The urgent too often in my life boxes out the important in my life. Whether it be in my family or spiritual life, I find myself being pushed toward that which is urgent and ignoring the important. I need this reminder. I need the reminders that I get from Chalmers, Brooks, and even here from Bavinck:
That which is unknown is unloved. One learns and only truly knows that which is loved in the depths of the soul.

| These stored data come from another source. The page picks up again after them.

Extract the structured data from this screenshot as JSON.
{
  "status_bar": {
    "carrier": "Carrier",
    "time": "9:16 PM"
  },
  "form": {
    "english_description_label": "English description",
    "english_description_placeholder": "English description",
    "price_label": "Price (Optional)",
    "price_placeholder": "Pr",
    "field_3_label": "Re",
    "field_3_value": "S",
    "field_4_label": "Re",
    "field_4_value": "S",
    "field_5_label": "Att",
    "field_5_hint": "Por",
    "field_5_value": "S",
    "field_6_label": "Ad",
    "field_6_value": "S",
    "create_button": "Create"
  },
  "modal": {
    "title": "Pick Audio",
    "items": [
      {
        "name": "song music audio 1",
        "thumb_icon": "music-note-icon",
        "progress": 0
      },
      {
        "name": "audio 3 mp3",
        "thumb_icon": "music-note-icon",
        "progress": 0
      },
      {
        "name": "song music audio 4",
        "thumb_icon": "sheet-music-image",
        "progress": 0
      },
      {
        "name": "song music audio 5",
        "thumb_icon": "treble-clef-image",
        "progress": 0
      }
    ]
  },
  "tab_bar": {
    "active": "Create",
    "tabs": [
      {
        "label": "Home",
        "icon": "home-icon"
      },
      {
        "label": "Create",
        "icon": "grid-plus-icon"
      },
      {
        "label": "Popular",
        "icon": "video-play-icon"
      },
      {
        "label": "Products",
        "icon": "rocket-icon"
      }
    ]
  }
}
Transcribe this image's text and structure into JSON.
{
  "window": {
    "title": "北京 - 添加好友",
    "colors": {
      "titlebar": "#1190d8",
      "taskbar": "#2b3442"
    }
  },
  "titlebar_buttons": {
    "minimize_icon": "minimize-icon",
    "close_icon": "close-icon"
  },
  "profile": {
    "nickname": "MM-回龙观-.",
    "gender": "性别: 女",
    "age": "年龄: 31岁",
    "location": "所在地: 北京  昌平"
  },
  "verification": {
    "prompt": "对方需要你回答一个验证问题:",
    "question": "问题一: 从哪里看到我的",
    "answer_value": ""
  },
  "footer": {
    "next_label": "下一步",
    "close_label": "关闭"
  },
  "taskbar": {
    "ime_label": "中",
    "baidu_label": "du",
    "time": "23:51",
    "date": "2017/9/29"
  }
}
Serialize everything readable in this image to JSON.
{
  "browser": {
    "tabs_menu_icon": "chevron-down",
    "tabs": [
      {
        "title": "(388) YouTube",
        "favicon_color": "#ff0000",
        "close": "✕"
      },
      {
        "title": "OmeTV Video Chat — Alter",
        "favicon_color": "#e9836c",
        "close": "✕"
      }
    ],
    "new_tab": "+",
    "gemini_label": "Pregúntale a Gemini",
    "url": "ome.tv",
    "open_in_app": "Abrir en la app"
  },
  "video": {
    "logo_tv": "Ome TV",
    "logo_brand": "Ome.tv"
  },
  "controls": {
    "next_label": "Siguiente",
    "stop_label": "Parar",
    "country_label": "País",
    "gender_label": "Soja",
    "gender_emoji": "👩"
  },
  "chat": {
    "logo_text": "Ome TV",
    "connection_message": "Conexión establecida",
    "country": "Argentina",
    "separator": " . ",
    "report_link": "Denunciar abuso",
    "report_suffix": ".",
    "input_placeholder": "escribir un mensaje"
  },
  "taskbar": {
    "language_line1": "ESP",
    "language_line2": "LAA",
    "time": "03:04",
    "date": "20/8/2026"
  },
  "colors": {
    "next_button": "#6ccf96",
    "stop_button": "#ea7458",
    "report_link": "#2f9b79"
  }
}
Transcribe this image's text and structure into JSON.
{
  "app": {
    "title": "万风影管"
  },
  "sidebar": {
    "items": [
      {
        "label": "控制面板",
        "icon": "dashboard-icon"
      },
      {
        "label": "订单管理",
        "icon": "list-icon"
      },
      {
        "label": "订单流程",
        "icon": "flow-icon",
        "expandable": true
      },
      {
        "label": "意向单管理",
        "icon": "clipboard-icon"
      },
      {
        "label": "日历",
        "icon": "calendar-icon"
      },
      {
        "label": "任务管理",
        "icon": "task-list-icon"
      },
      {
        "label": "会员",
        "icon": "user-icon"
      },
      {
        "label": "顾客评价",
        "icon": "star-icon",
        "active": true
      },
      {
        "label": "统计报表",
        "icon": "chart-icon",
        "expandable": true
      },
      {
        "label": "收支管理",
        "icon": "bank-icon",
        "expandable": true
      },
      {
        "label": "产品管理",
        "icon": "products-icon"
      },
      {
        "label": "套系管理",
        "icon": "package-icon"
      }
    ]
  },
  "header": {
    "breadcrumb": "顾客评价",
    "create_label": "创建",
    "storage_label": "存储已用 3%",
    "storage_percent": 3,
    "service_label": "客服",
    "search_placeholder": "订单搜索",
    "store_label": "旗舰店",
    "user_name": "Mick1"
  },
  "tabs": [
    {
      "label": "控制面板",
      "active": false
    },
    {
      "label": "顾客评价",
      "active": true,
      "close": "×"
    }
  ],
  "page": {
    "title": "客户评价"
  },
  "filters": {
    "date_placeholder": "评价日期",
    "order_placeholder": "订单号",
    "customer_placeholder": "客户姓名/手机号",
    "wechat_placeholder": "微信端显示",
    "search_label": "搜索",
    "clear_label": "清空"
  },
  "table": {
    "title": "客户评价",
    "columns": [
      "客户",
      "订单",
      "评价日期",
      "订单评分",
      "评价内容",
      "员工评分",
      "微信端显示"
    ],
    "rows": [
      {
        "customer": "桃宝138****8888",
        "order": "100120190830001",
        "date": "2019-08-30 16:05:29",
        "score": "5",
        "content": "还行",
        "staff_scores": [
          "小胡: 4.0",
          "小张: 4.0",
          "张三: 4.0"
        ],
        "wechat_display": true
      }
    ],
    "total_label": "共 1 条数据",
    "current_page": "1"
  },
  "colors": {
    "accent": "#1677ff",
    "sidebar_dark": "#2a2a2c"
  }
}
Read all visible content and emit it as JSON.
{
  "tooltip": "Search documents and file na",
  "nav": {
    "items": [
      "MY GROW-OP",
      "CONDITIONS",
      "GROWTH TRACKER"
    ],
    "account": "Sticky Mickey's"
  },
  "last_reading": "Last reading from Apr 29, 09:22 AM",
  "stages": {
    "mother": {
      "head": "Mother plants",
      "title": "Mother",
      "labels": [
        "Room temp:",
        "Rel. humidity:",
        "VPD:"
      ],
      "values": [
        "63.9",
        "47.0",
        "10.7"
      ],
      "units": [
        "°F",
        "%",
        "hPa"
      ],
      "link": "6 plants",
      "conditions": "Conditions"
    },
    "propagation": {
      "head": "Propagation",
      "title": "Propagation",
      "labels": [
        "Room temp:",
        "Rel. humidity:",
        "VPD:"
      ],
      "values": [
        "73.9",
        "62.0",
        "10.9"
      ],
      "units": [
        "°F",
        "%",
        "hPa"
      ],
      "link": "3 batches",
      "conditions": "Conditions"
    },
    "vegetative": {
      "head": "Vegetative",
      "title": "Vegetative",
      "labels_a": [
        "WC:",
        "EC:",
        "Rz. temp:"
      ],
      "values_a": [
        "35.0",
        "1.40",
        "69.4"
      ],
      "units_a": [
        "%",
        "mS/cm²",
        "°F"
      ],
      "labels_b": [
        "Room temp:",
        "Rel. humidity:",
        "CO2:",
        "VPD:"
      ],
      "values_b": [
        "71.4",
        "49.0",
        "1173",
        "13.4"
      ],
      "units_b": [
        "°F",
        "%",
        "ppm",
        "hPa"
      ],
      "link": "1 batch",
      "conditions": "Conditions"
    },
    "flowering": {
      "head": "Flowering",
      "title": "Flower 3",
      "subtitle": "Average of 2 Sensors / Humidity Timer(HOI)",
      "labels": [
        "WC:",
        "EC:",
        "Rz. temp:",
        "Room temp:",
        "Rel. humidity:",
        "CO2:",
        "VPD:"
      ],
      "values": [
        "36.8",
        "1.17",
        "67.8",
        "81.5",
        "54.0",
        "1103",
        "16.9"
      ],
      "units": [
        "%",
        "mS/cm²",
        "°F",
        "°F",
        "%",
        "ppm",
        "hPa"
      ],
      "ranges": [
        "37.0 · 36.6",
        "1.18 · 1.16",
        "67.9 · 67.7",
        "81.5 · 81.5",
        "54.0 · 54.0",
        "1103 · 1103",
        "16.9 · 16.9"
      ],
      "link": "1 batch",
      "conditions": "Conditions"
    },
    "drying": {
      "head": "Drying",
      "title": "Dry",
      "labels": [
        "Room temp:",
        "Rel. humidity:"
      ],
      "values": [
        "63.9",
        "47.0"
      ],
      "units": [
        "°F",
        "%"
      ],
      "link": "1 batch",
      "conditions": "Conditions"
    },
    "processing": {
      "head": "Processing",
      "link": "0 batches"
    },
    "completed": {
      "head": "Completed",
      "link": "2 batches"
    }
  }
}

When we put ourselves in the way of grace, when we allow the important to be our priority (while not neglecting the urgent), when we find our resting place in Christ alone, we grow in our knowledge of God. As we learn who God is and what God requires of us, we grow to truly love God and God's priorities become our priorities. That which is important for God becomes that which is important for us. The urgent no longer becomes our slave master, but we can put the urgent in its proper place.
I still have a lot on my plate. I still have a lot that needs to get done, but I am being reminded again of that which is important and that which only wants me to think it is important.